Uno degli argomenti più annosi nel mondo della birra artigianale riguarda gli stili, le tipologie cioè in cui si divide il vasto e variegato mondo birrario. Se siete appassionati dovreste sapere che la sua definizione fu coniata dal grande Michael Jackson, e oltre a fornire una classificazione dei diversi frutti dell’arte brassicola, fu propedeutica a quell’approccio “etnografico” tanto caro al compianto scrittore britannico. Probabilmente gli stili sono lo strumento migliore per guidare il neofita alla scoperta dello sconfinato universo birrario, tuttavia possono rivelarsi un’arma a doppio taglio quando la loro funzione viene fraintesa ed estesa ad ambiti che non li riguardano direttamente. E poiché questo tema è ricorrente, non è un caso che negli ultimi giorni si stato trattato sia in Italia che all’estero.

La questione è stata ripresa lunedì scorso da Giuseppe Triggiani sul suo Diario Birroso, dove si è concentrato sul caso in cui l’attenzione alla coerenza stilistica diventa più importante del piacere della bevuta. Il suo riferimento è dunque a quelle situazioni in cui il bevitore di turno valuta più importante l’aderenza allo stile di appartenenza rispetto al risultato finale, così da penalizzare una birra nel complesso gradevole solo perché non perfettamente in linea con il modello di partenza. Chiaramente però esistono situazioni in cui questo approccio è sbagliato e altri in cui lo è molto meno.

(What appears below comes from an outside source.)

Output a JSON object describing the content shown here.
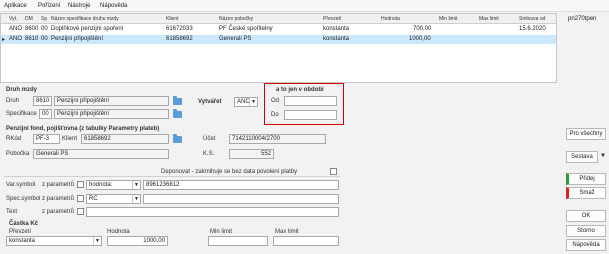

La situazione più estrema è rappresentata dai concorsi birrari, dove la coerenza stilistica è fondamentale. Come forse saprete, in queste circostanze le birre sono divise in categorie, che corrispondono a stili o gruppi di stili. Ogni birrificio è chiamato a iscrivere le proprie birre nelle corrette categorie e quindi la gara comincia già con questa operazione. Un errore in questa fase è fatale: la produzione può essere complessivamente di grande valore, ma se non rispetta i dettami della categoria non solo sarà penalizzata, ma addirittura esclusa dal concorso. È il motivo per cui per anni i birrifici italiani non hanno vinto medaglie nella categoria Pils, salvo poi cominciare a mietere successi quando capirono che l’iscrizione andava effettuata in quella delle Zwickel Pils (non filtrate).

L’approccio ai concorsi è ovviamente il caso limite ed è giusto che sia improntato in questo modo – spesso mi trovo in disaccordo con giudici che tendono a premiare buone birre nonostante non siano in stile. Stiamo parlando però di contesti lontani dalle situazioni di tutti i giorni, che non corrispondono esattamente a una vivisezione analitica di qualche centilitro di birra servita in un bicchiere anonimo con davanti una scheda di degustazione. L’ambito di cui parla Giuseppe è quello più ordinario della bevuta al pub o in birreria, dove un approccio così tanto scolastico potrebbe sembrare quantomeno fuori luogo.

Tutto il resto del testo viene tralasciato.